Renault’nun 110. yıl reklamı, son yıllarda otomobil pazarında Türkiye’de hedef büyüten markanın ticari araç segmentinde de iddiasını ortaya koyuyor.
2009 yılında İngiltere’de hayata geçirdiği ‘Le Laitier’ (Sütçü) adlı reklam kampanyasının Türkçe dublajlı versiyonu olan bu reklam filminde, sarı renkte antika bir sütçü kamyoneti Paris sokaklarında, modern araçların arasında arzı endam ediyor. Yavaş yavaş ilerleyerek Renault servisine varıyor. Sürücüsü “Emektarı bakıma getirdim” diyerek kriko kolu gibi duran aracın anahtarını, şaşkınlık içindeki servis görevlisine bırakıyor. Hatırlamışsınızdır mutlaka…
Bu keyifli reklam filminin Renault’nun marka vaadini net olarak ortaya koyduğunu ve başarılı bulduğumu söyleyebilirim.

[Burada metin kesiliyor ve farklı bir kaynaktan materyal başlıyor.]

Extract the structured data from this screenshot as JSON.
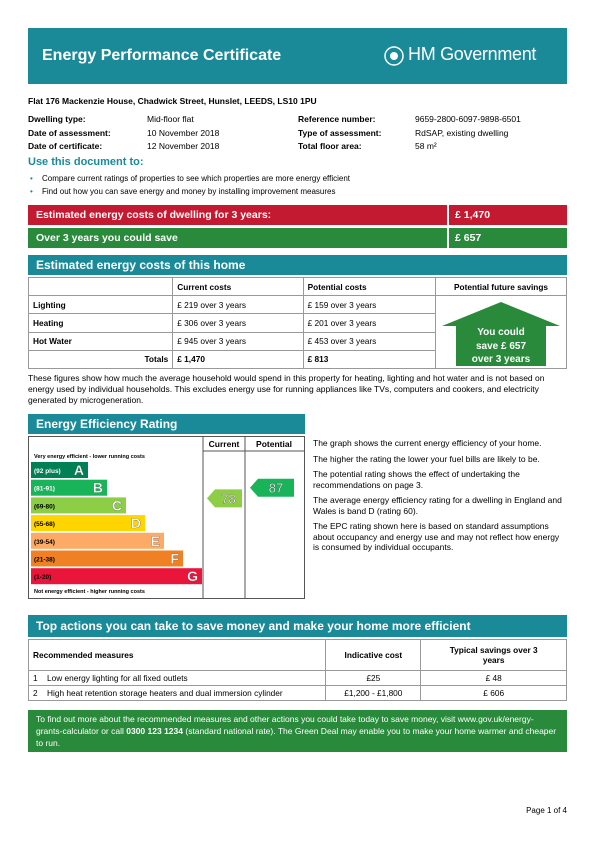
{
  "header": {
    "title": "Energy Performance Certificate",
    "logo": "HM Government"
  },
  "address": "Flat 176 Mackenzie House, Chadwick Street, Hunslet, LEEDS, LS10 1PU",
  "details": {
    "left": [
      [
        "Dwelling type:",
        "Mid-floor flat"
      ],
      [
        "Date of assessment:",
        "10 November 2018"
      ],
      [
        "Date of certificate:",
        "12 November 2018"
      ]
    ],
    "right": [
      [
        "Reference number:",
        "9659-2800-6097-9898-6501"
      ],
      [
        "Type of assessment:",
        "RdSAP, existing dwelling"
      ],
      [
        "Total floor area:",
        "58 m²"
      ]
    ]
  },
  "use": {
    "heading": "Use this document to:",
    "items": [
      "Compare current ratings of properties to see which properties are more energy efficient",
      "Find out how you can save energy and money by installing improvement measures"
    ]
  },
  "summary": [
    [
      "Estimated energy costs of dwelling for 3 years:",
      "£ 1,470"
    ],
    [
      "Over 3 years you could save",
      "£ 657"
    ]
  ],
  "costs": {
    "title": "Estimated energy costs of this home",
    "headers": [
      "Current costs",
      "Potential costs",
      "Potential future savings"
    ],
    "rows": [
      [
        "Lighting",
        "£ 219 over 3 years",
        "£ 159 over 3 years"
      ],
      [
        "Heating",
        "£ 306 over 3 years",
        "£ 201 over 3 years"
      ],
      [
        "Hot Water",
        "£ 945 over 3 years",
        "£ 453 over 3 years"
      ]
    ],
    "totals": [
      "Totals",
      "£ 1,470",
      "£ 813"
    ],
    "savings": [
      "You could",
      "save £ 657",
      "over 3 years"
    ],
    "note": "These figures show how much the average household would spend in this property for heating, lighting and hot water and is not based on energy used by individual households. This excludes energy use for running appliances like TVs, computers and cookers, and electricity generated by microgeneration."
  },
  "rating": {
    "title": "Energy Efficiency Rating",
    "columns": [
      "Current",
      "Potential"
    ],
    "top_label": "Very energy efficient - lower running costs",
    "bottom_label": "Not energy efficient - higher running costs",
    "bands": [
      {
        "range": "(92 plus)",
        "letter": "A",
        "color": "#008054"
      },
      {
        "range": "(81-91)",
        "letter": "B",
        "color": "#19b459"
      },
      {
        "range": "(69-80)",
        "letter": "C",
        "color": "#8dce46"
      },
      {
        "range": "(55-68)",
        "letter": "D",
        "color": "#ffd500"
      },
      {
        "range": "(39-54)",
        "letter": "E",
        "color": "#fcaa65"
      },
      {
        "range": "(21-38)",
        "letter": "F",
        "color": "#ef8023"
      },
      {
        "range": "(1-20)",
        "letter": "G",
        "color": "#e9153b"
      }
    ],
    "current": 78,
    "potential": 87,
    "paragraphs": [
      "The graph shows the current energy efficiency of your home.",
      "The higher the rating the lower your fuel bills are likely to be.",
      "The potential rating shows the effect of undertaking the recommendations on page 3.",
      "The average energy efficiency rating for a dwelling in England and Wales is band D (rating 60).",
      "The EPC rating shown here is based on standard assumptions about occupancy and energy use and may not reflect how energy is consumed by individual occupants."
    ]
  },
  "actions": {
    "title": "Top actions you can take to save money and make your home more efficient",
    "headers": [
      "Recommended measures",
      "Indicative cost",
      "Typical savings over 3 years"
    ],
    "rows": [
      [
        "1",
        "Low energy lighting for all fixed outlets",
        "£25",
        "£ 48"
      ],
      [
        "2",
        "High heat retention storage heaters and dual immersion cylinder",
        "£1,200 - £1,800",
        "£ 606"
      ]
    ]
  },
  "footer": {
    "before": "To find out more about the recommended measures and other actions you could take today to save money, visit www.gov.uk/energy-grants-calculator or call",
    "phone": "0300 123 1234",
    "after": "(standard national rate). The Green Deal may enable you to make your home warmer and cheaper to run."
  },
  "page": "Page 1 of 4"
}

Üstelik antika sütçü kamyonetli bu son reklam, sadece ticari araç için değil tüm segmentlerde, “sağlamlık” ve “yenilikçilik” kavramları ile kendisini özdeşleştirmeye çalışan Renault’nun, tozlanmaya yüz tutmuş marka algısını da yeniden parlattığı kesin. Renault bir taşla birkaç kuş vurmuş gibi görünüyor.
Henry Ford’un “Bütün otomobiller siyah olmalıdır” yaklaşımının üzerinden 100 yıl geçti. Seri üretilen ilk otomobil modeli olan “Ford T” efsanesindeki tüm otomobiller bu yüzden siyahtı. Ancak Henry Ford’un bu yaklaşımı ortaya attığı yıllarda otomotiv sektöründe kıyasıya rekabet yaşanmıyordu.
Bugün ise otomotiv endüstrisi yoğun bir rekabet ortamında iş yapıyor. Geçmişte 8-10 yılda bir model yenilenirken, günümüzde bu süre 2-3 yıla kadar düştü.
Günümüzde irili ufaklı yaklaşık 5 bin parçanın bir araya getirilmesinden oluşan bir otomobil, robot teknolojisi sayesinde yaklaşık 20 dakikada üretilmekte.
Otomotiv sanayi, sanayileşmiş pek çok ülkede ekonominin lokomotifi kabul edilir. Ülkemizde de bu böyle. Çünkü diğer sektörleri besleyen yapısı ile otomotiv sanayii, demir-çelik, petro-kimya, makine ve lastik gibi temel sanayi dallarının da başlıca alıcısı ve bu sektörlerdeki teknolojik gelişmelerin de sürükleyicisidir.
Bugünlerde otomobiller, teknolojileri ve fonksiyonel özellikleri bakımından neredeyse bir birinin aynıdır. Sadece görünüşleri ve taşıdıkları arma onları ayrıştırır. Hal böyle olunca müşteriler ve talepleri, işin en can alıcı kısmıdır. Çünkü müşteri sadece fonksiyonel beklentilerde bulunmaz. Satın aldığı otomobilin kullanıcısına kattığı değeri de ayırt edici bir özellik olarak görür.
Pek çok toplumda otomobil sadece bir taşıma aracı değildir. Bir statü sembolüdür. Kullanıcısının sosyal sınıfını da belirleyen bir aksesuardır. Bu nedenle bir otomobilin marka vaadi ya da hedef kitlesi nezdinde yerleştirdiği algı pazardaki yerini de belirler.
Renault’nun 1 Haziran’dan itibaren ekranlarda yayınlanan ve 110. yıla vurgu yapan reklam filmi, markanın vaadini açık bir dille ortaya koyması bakımından, son yıllardaki en başarılı örneklerden biri.
Ama unutmamakta fayda var; iyi hazırlanmış bir reklam filmi insanları sadece etkiler, zekice hazırlanmış bir reklam filmi ise hedef kitlede ilgi uyandırır, ancak tüm iletişim enstrümanlarıyla desteklenen bir reklam filmi tamamı ile satın almaya dönüşür.